Formerly know as CC4G, TechFuture Girls aims to get more young girls into the IT industry, with its after school and lunchtime clubs.
After launching in 2005, more than 150,000 girls gave benefited from the mix of activities available, which have been designed to build girls’ confidence and skills in tech.
Computing vendor HP has since partnered with the scheme, along with other established IT brands including BT and Cisco.
Jacqui Ferguson, MD and VP for UK and Ireland at HP said: “By investing in TechFuture Girls, we’re helping to create a diverse, inclusive environment by engaging girls at the very age when they start to disengage from (the subject of) technology.

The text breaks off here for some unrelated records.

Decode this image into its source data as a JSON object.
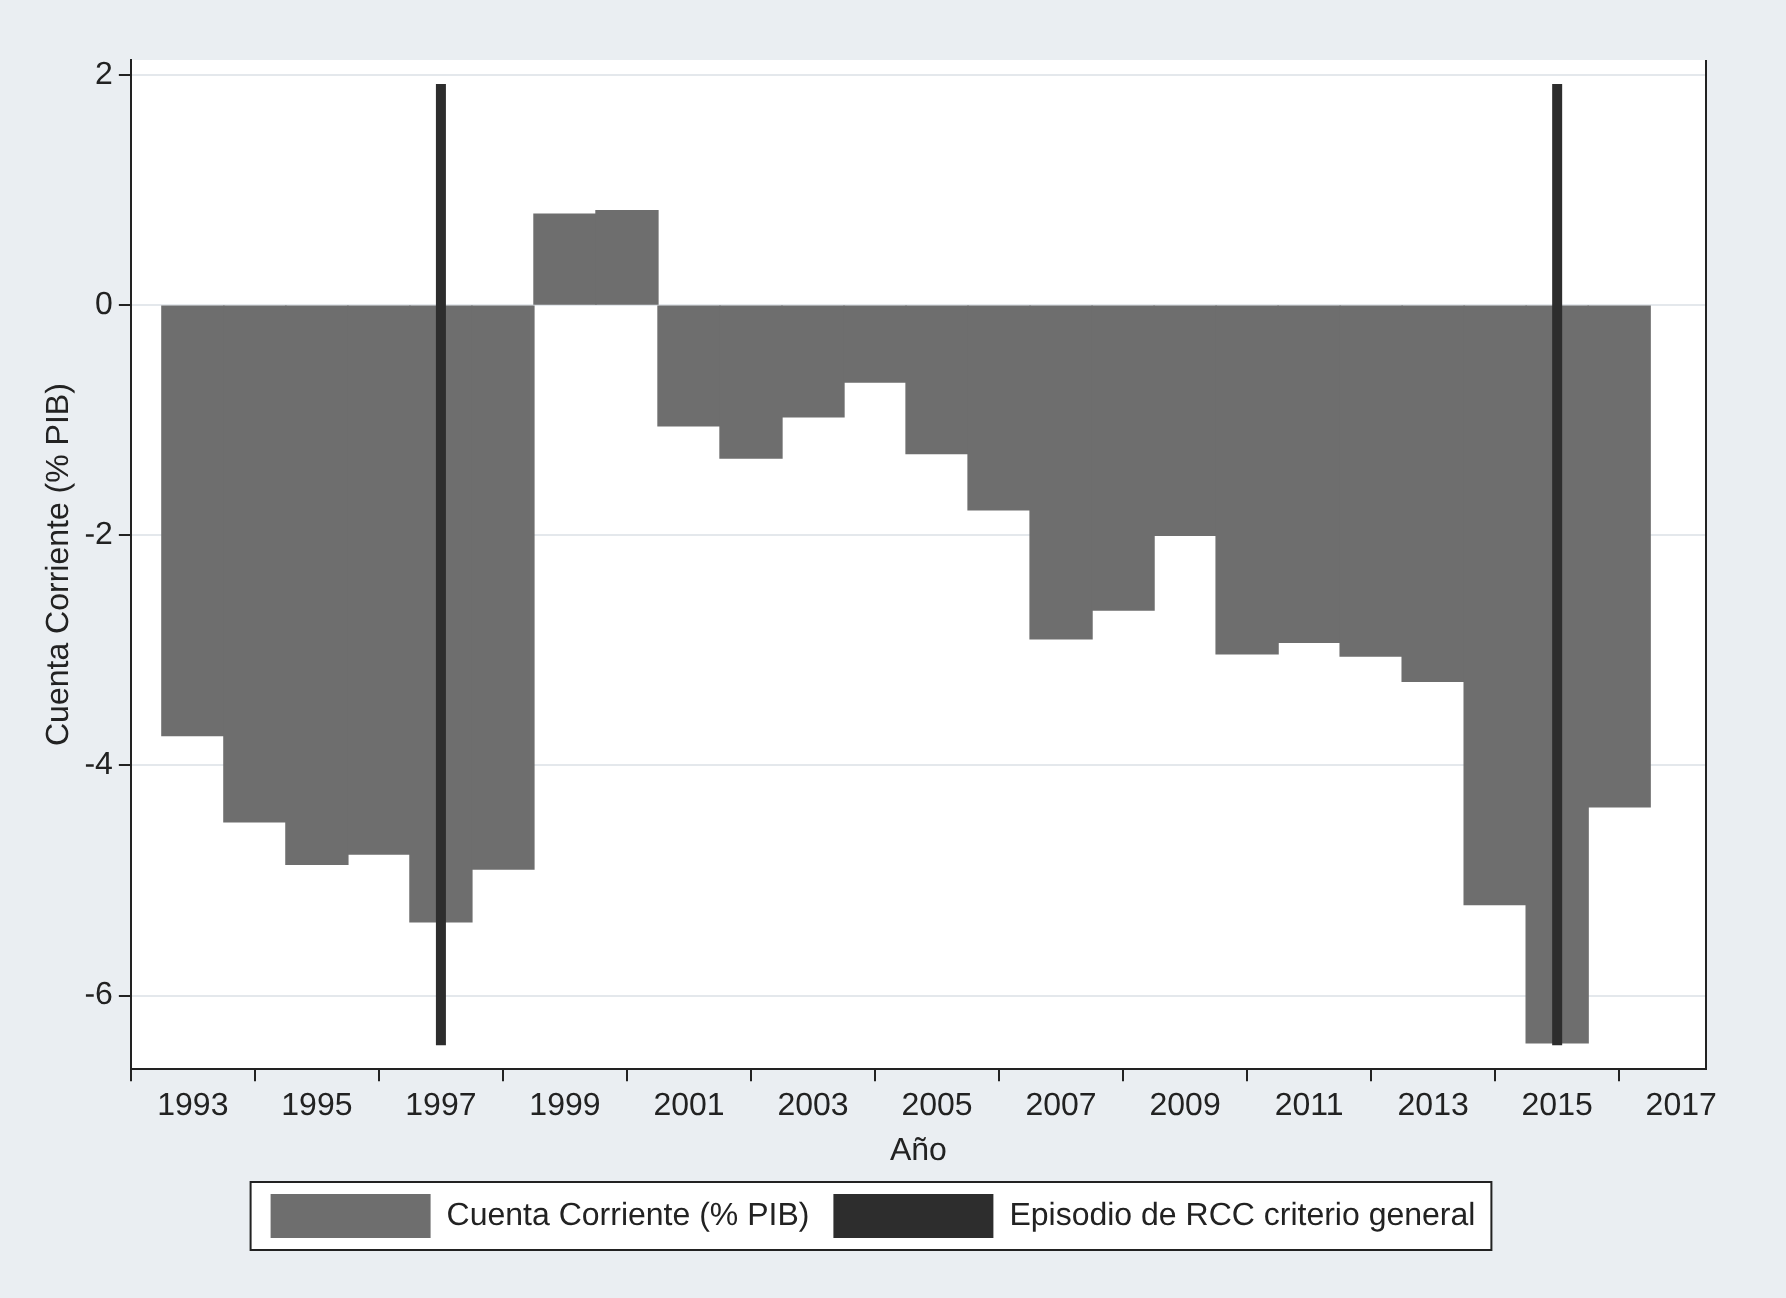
{
  "chart_data": {
    "type": "bar",
    "xlabel": "Año",
    "ylabel": "Cuenta Corriente (% PIB)",
    "x": [
      1993,
      1994,
      1995,
      1996,
      1997,
      1998,
      1999,
      2000,
      2001,
      2002,
      2003,
      2004,
      2005,
      2006,
      2007,
      2008,
      2009,
      2010,
      2011,
      2012,
      2013,
      2014,
      2015,
      2016
    ],
    "series": [
      {
        "name": "Cuenta Corriente (% PIB)",
        "color": "#6e6e6e",
        "values": [
          -3.74,
          -4.49,
          -4.86,
          -4.77,
          -5.36,
          -4.9,
          0.79,
          0.82,
          -1.05,
          -1.33,
          -0.97,
          -0.67,
          -1.29,
          -1.78,
          -2.9,
          -2.65,
          -2.0,
          -3.03,
          -2.93,
          -3.05,
          -3.27,
          -5.21,
          -6.41,
          -4.36
        ]
      }
    ],
    "ref_lines": [
      {
        "axis": "x",
        "value": 1997,
        "label": "Episodio de RCC criterio general",
        "color": "#2d2d2d"
      },
      {
        "axis": "x",
        "value": 2015,
        "color": "#2d2d2d"
      }
    ],
    "xlim": [
      1992,
      2017.4
    ],
    "xticks": [
      1993,
      1995,
      1997,
      1999,
      2001,
      2003,
      2005,
      2007,
      2009,
      2011,
      2013,
      2015,
      2017
    ],
    "ylim": [
      -6.64,
      2.13
    ],
    "yticks": [
      -6,
      -4,
      -2,
      0,
      2
    ],
    "grid": "y",
    "legend": "bottom"
  }
}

“HP staff will also have the opportunity to volunteer at local TechFuture Girls where they will support teachers in delivering resources and serve as role models for the girls. We’re delighted to help make the successful TechFuture Girls program available more widely.”
A recent report from the UK Commission for Employment and Skills also revealed that only 26 per cent of women in the UK are in the digital workforce.
Ross Targett, CEO and co-founder of Code Kingdoms, added: “There are a number of schemes like TechFuture Girls that are doing great work to redress the gender imbalance, but we really need to be providing children with access to technology and appropriate teaching well before they reach secondary school.”
PCR will also be holding its second Woman of the Year event this October, following the success of last year's event. More details on this will be announced in due course.
This news comes after Google revealed that its App-a-thon will be lead by a team of female IT experts, while Apple boss Tim Cook announced plans to make Apple more diverse.